Analysts say that a world where this system is widely implemented will aid growth in the adoption of Bitcoin. If governments are given more flexibility over the monetary system, holding bitcoin gives one the ability to “opt out.”
The International Monetary Fund held a seminar on Monday morning, convening some of the world’s monetary leaders to discuss CBDCs.
Jerome Powell, chairman of the Federal Reserve, said that the U.S. is still exploring the benefits and risks to a CBDC. He did note that there would be many benefits, though, such as faster and cheaper payments, the ability to bank the unbanked, and to more easily adjust monetary policy.
The head of the Bank for International Settlements (BIS), Agustin Carstens, also touted the benefits of CBDCs. The BIS is known as the “central bank for central banks.”
Carstens said that the implementation of central bank digital currencies would allow the issuer to control and track the use of the currency. This control could theoretically be enabled on both on a monetary and crime front.
This seminar came hot on the heels of a call by IMF Chairwoman Kristalina Georgieva for a “new Bretton Woods moment.” Bretton Woods was the 1944 agreement that set the world monetary standard, pegging top currencies to the U.S. dollar, which in turn was tied to gold reserves.
Georgieva’s letter lacked any specific measures, but the use of the terms “digitization” and the allusion to the Bretton Woods meeting of 1944 suggested to some that CBDCs are around the corner.

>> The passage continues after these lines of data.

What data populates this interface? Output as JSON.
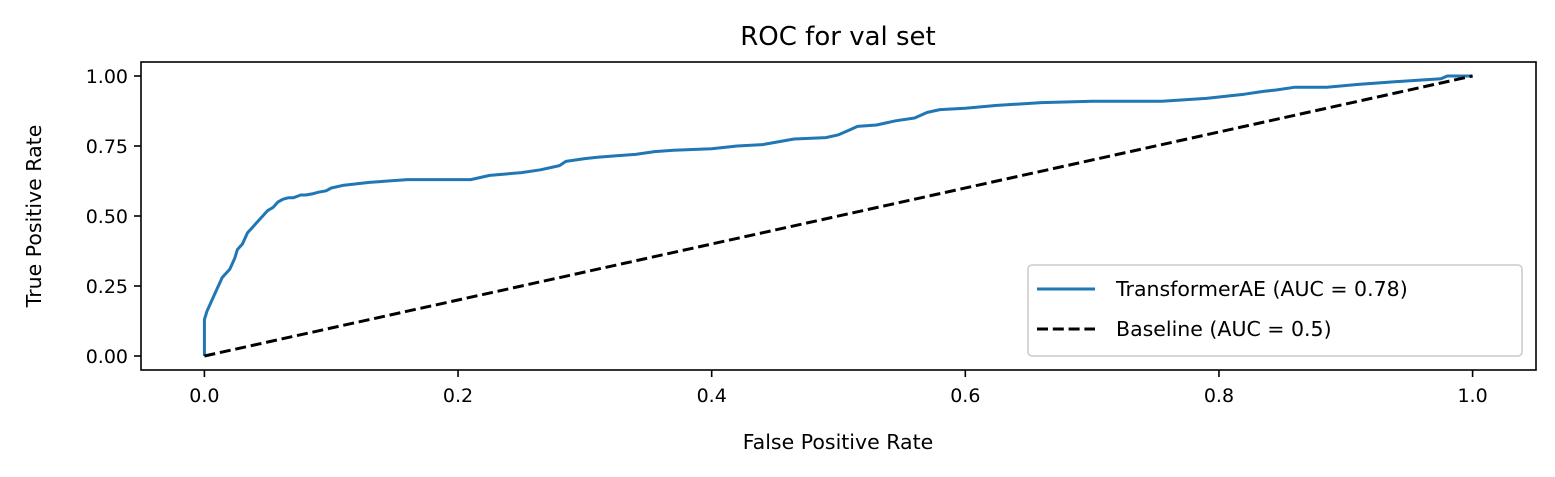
{
  "chart_data": {
    "type": "line",
    "title": "ROC for val set",
    "xlabel": "False Positive Rate",
    "ylabel": "True Positive Rate",
    "xlim": [
      -0.05,
      1.05
    ],
    "ylim": [
      -0.05,
      1.05
    ],
    "xticks": [
      0.0,
      0.2,
      0.4,
      0.6,
      0.8,
      1.0
    ],
    "xtick_labels": [
      "0.0",
      "0.2",
      "0.4",
      "0.6",
      "0.8",
      "1.0"
    ],
    "yticks": [
      0.0,
      0.25,
      0.5,
      0.75,
      1.0
    ],
    "ytick_labels": [
      "0.00",
      "0.25",
      "0.50",
      "0.75",
      "1.00"
    ],
    "grid": false,
    "legend_position": "lower-right",
    "series": [
      {
        "name": "TransformerAE (AUC = 0.78)",
        "color": "#1f77b4",
        "style": "solid",
        "x": [
          0.0,
          0.0,
          0.002,
          0.004,
          0.006,
          0.008,
          0.01,
          0.012,
          0.014,
          0.016,
          0.018,
          0.02,
          0.022,
          0.024,
          0.026,
          0.028,
          0.03,
          0.034,
          0.036,
          0.038,
          0.04,
          0.044,
          0.046,
          0.05,
          0.054,
          0.058,
          0.062,
          0.066,
          0.07,
          0.076,
          0.08,
          0.086,
          0.09,
          0.096,
          0.1,
          0.11,
          0.13,
          0.16,
          0.19,
          0.21,
          0.225,
          0.25,
          0.265,
          0.28,
          0.285,
          0.3,
          0.31,
          0.325,
          0.34,
          0.355,
          0.37,
          0.4,
          0.42,
          0.44,
          0.465,
          0.49,
          0.5,
          0.51,
          0.515,
          0.53,
          0.545,
          0.56,
          0.57,
          0.58,
          0.6,
          0.625,
          0.66,
          0.7,
          0.755,
          0.79,
          0.82,
          0.835,
          0.845,
          0.86,
          0.885,
          0.91,
          0.94,
          0.975,
          0.98,
          1.0
        ],
        "y": [
          0.0,
          0.13,
          0.16,
          0.18,
          0.2,
          0.22,
          0.24,
          0.26,
          0.28,
          0.29,
          0.3,
          0.31,
          0.33,
          0.35,
          0.38,
          0.39,
          0.4,
          0.44,
          0.45,
          0.46,
          0.47,
          0.49,
          0.5,
          0.52,
          0.53,
          0.55,
          0.56,
          0.565,
          0.565,
          0.575,
          0.575,
          0.58,
          0.585,
          0.59,
          0.6,
          0.61,
          0.62,
          0.63,
          0.63,
          0.63,
          0.645,
          0.655,
          0.665,
          0.68,
          0.695,
          0.705,
          0.71,
          0.715,
          0.72,
          0.73,
          0.735,
          0.74,
          0.75,
          0.755,
          0.775,
          0.78,
          0.79,
          0.81,
          0.82,
          0.825,
          0.84,
          0.85,
          0.87,
          0.88,
          0.885,
          0.895,
          0.905,
          0.91,
          0.91,
          0.92,
          0.935,
          0.945,
          0.95,
          0.96,
          0.96,
          0.97,
          0.98,
          0.99,
          1.0,
          1.0
        ]
      },
      {
        "name": "Baseline (AUC = 0.5)",
        "color": "#000000",
        "style": "dashed",
        "x": [
          0.0,
          1.0
        ],
        "y": [
          0.0,
          1.0
        ]
      }
    ]
  }
}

If movement from the central banks of China, the European Union, Spain, and other countries are anything to go by, this is likely the case.
This Is Good for Bitcoin
Raoul Pal, CEO of Real Vision and a former Goldman Sachs hedge fund chief, says that the push toward CBDCs is decisively bullish for Bitcoin.
He highlighted the power that a nationally-installed digital currency will give to monetary authorities and tax authorities:
“They allow the [central banks] to circumvent the banking and fiscal system and give or take money (tax or transfer payments) directly. That completely changes monetary vs fiscal policy forever. CB’s will now be able to manage fiscal policy, outside of government balance sheets.”
Pal added that CBDCs would also allow economies to move away from a reliance on the U.S. dollar, which has been the undisputed standard for decades. If this results in a decline in the U.S. dollar, Bitcoin will likely rally as the world’s assets are denominated in USD.
However central bank digital currencies play out, the inevitable the Real Vision CEO sees is “further debasement of the ENTIRE fiat currency system.”
“Fiat globally will be worth less versus hard assets. And that means that gold and in particular #Bitcoin will become THE way to circumvent the system of ever lower value. It also create incentive systems for other nations to opt into a hard currency system to attract capital.”
Bitcoin’s 21 million supply cap and its disinflationary supply schedule will allow it to appreciate over fiat currencies over time. Whereas fiat is debased, Bitcoin becomes increasingly scarce.
That’s not to say that Bitcoin is infallible. Pal expects central banks to “suppress” the asset “much like [they] suppress gold,” but he doesn’t expect this to work as Bitcoin’s intrinsic value grows and as infrastructure around the space strengthens.
Whether inspired by today’s seminar or by coincidence, Bitcoin itself has surged in recent hours, jumping from $11,500 to $11,800.